Paris was the venue the first time I went to in-cosmetics Global in 2003. It was a significantly smaller show than it is now – and I had just come from a plastics industry title where the triennial European event took over all 17 halls of Messe Düsseldorf for nine days. The single large hall occupied by in-cosmetics seemed like a breeze by comparison.
All the same, there was a lot to do and quite a steep learning curve to climb, not least in learning the very different language and emphasis in the personal care sector by comparison with the industrial markets I had been covering.
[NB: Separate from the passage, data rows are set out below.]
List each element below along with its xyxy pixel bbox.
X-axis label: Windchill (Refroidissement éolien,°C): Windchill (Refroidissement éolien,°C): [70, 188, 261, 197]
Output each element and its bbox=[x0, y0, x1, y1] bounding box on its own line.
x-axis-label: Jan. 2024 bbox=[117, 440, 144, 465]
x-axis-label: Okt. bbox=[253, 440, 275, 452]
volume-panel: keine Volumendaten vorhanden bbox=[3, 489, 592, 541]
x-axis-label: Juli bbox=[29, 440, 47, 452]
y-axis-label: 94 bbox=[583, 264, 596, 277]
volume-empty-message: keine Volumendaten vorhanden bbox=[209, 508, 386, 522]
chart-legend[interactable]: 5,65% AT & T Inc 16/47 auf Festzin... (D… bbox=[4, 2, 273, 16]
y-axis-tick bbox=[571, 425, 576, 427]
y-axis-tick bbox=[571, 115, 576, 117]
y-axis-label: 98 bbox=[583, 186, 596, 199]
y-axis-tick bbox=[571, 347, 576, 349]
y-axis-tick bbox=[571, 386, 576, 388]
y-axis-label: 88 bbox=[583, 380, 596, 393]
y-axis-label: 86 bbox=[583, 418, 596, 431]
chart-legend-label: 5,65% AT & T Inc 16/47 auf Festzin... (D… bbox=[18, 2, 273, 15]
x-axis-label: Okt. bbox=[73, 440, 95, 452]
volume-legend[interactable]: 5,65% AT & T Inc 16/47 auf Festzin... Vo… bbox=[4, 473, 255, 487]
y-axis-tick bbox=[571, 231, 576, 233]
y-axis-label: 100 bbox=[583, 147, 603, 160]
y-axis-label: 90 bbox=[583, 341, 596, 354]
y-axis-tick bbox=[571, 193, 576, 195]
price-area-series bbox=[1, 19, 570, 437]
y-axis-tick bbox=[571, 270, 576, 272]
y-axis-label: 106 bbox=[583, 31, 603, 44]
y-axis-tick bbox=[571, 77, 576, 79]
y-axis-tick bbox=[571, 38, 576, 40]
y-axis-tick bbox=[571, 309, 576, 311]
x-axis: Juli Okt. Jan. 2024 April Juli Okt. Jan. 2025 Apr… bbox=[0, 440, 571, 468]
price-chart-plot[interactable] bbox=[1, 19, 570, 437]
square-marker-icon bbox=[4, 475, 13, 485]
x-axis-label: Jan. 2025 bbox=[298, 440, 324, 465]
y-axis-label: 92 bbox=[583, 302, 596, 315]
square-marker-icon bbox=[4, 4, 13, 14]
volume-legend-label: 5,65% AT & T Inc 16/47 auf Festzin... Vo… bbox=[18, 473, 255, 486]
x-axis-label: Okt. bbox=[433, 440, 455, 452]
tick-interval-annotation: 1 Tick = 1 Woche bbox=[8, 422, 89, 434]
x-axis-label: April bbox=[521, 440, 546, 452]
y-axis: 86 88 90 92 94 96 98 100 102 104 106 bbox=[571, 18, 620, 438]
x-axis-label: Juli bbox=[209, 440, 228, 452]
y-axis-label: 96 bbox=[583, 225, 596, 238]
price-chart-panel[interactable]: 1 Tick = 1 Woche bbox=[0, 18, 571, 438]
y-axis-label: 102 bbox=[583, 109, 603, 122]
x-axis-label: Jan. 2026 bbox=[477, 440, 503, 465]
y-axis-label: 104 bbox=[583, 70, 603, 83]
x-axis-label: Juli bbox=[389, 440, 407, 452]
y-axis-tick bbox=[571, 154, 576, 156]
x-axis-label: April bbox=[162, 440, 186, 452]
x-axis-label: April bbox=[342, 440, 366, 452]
It was so much more driven by marketing, subjectivity and emotion.
Nonetheless, there was – and indeed is – plenty of good, old-fashioned chemistry at the heart of personal care formulation. And back then, there was a distinction between the chemical companies familiar to me from other markets, including most of the biggest in the world, who overlapped into personal care and the (generally) smaller specialists in natural products.
Unlike almost all of the other journalists who attended then, my interest was firmly with the former. Seaweed extracts, citrus oils, natural peptides, Bolivian yak butter (OK, so I made that one up) and the like were not on my radar screen in 2002, nor in most cases were they for the chemical companies.
Fast forward a bit and the world has changed a lot. The chemical companies now speak the language of personal care in exactly the same way as everyone else. They have moved into that space by a mixture of acquisition and organic expansion into new areas of expertise. At the same time, they are not afraid to say that what they do is chemistry.
And, while there are still a few brands who talk the language of ‘free from’ and ‘no artificial chemicals’, I think there is more of a general respect for the capabilities chemistry has brought to personal care. After three years without an in-cosmetics Global and now that I also wear another hat as editor of a specialist personal care magazine, I shall be very interested to see how the industry has changed. See you in Paris.